Make the case. Explain the phony numbers, boring as the exercise may be. Better still, hold hearings and let the CBO director, whose integrity is beyond reproach, explain the numbers himself.

To be sure, the effect on the deficit is not the only criterion by which to judge Obamacare. But the tossing around of such clearly misleading bumper-sticker numbers calls into question the trustworthiness of other happy claims about Obamacare. Such as the repeated promise that everyone who likes his current health insurance will be able to keep it. Sure, but only if your employer continues to offer it. In fact, millions of workers will find themselves adrift because their employers will have every incentive to dump them onto the public rolls.
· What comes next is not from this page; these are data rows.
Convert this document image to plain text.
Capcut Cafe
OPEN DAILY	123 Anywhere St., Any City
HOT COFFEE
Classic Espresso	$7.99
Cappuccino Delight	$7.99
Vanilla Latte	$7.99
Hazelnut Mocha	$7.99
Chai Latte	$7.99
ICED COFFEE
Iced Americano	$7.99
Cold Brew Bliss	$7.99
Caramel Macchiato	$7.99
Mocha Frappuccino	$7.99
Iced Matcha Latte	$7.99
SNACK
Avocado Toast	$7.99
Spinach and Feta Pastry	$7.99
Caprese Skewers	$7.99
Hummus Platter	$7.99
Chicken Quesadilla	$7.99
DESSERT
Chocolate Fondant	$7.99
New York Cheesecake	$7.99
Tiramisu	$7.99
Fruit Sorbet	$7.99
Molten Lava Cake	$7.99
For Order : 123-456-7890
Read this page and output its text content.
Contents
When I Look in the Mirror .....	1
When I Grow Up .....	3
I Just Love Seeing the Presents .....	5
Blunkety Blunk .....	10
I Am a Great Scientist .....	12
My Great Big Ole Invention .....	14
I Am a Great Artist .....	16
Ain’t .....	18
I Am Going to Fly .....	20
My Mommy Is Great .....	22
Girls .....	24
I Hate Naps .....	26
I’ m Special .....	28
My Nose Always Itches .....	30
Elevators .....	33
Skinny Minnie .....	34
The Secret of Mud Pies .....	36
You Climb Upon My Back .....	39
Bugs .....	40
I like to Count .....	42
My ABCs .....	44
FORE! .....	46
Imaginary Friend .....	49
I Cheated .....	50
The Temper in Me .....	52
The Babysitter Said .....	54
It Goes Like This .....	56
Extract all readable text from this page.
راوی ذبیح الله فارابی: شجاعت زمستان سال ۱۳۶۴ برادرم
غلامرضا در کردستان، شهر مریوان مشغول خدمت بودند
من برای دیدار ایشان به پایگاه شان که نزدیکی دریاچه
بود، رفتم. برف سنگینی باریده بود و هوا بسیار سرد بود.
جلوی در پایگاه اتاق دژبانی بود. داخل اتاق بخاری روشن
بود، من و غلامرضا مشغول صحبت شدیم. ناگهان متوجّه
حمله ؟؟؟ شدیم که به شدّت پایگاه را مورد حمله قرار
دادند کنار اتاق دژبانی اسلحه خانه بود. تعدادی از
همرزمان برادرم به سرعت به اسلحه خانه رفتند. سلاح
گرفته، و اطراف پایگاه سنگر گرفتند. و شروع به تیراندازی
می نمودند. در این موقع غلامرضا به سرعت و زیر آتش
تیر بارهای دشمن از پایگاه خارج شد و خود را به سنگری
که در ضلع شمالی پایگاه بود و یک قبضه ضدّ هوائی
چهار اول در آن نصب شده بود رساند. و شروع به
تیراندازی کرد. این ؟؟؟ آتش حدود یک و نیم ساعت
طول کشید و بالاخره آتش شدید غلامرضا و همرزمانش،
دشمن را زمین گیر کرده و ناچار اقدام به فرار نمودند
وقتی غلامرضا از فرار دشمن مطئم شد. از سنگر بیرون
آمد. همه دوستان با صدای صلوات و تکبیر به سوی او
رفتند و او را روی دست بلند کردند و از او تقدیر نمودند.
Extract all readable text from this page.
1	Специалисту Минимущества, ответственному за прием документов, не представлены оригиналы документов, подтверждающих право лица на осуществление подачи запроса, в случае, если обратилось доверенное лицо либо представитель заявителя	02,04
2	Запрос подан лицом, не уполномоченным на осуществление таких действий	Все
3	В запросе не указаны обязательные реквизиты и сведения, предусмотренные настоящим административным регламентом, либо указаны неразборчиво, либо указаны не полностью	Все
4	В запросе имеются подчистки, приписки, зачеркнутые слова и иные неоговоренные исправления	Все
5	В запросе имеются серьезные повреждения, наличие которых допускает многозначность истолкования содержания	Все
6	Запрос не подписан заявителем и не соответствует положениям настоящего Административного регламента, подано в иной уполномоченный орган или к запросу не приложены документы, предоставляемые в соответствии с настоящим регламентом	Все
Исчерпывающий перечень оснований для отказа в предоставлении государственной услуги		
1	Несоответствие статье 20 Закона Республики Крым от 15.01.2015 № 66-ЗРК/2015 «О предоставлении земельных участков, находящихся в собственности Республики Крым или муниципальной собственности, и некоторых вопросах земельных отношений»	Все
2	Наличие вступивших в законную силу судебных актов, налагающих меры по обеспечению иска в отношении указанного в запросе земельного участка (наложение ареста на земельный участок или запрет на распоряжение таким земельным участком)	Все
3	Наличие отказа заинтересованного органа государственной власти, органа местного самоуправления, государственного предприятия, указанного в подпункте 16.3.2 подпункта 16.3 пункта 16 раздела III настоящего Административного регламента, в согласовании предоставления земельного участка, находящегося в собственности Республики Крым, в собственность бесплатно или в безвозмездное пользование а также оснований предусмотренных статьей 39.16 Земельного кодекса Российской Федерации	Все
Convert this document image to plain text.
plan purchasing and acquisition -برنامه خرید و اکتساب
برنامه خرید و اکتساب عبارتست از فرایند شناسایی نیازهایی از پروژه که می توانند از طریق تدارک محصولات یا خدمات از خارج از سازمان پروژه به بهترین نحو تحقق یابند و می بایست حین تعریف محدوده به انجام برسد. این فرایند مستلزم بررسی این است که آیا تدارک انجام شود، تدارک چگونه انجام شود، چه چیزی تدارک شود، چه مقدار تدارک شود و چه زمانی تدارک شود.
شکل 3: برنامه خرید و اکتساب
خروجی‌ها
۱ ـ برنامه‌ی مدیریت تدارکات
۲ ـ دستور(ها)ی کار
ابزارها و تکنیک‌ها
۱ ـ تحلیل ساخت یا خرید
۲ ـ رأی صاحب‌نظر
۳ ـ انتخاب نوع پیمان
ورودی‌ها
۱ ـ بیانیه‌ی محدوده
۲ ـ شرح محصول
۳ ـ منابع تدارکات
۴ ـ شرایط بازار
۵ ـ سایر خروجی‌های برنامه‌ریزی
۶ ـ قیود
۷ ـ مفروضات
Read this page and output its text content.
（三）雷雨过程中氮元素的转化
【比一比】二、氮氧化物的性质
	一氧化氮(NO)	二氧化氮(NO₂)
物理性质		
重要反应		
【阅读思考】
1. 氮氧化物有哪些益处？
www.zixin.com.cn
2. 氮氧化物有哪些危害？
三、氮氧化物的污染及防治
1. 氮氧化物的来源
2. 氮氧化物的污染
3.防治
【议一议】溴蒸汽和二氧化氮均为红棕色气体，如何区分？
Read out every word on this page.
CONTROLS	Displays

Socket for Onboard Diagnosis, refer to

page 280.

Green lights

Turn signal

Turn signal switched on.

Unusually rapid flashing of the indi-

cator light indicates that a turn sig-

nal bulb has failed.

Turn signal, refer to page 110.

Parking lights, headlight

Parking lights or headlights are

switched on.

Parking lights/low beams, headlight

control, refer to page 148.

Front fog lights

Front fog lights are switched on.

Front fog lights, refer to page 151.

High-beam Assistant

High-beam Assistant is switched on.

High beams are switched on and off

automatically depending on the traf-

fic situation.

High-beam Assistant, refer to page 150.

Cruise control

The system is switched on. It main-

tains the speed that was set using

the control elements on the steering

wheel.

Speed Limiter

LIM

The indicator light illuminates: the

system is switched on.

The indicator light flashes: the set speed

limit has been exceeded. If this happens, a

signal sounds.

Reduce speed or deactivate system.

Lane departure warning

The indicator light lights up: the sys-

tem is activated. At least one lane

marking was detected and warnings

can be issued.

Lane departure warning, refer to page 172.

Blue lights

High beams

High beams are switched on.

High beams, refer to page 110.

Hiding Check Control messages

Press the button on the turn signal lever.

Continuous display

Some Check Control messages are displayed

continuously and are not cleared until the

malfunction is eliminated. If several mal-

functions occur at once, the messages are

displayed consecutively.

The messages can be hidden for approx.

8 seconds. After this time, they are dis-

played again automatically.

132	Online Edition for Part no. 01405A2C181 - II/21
This does not absolve the Republicans from producing a health-care replacement. They will and should be judged by how well their alternative addresses the needs of the uninsured and the anxieties of the currently insured. But amending an insanely complicated, contradictory, incoherent, and arbitrary 2,000-page bill that will generate tens of thousands of pages of regulations is a complete nonstarter. Everything begins with repeal.

— Charles Krauthammer is a nationally syndicated columnist. © 2011 the Washington Post Writers Group.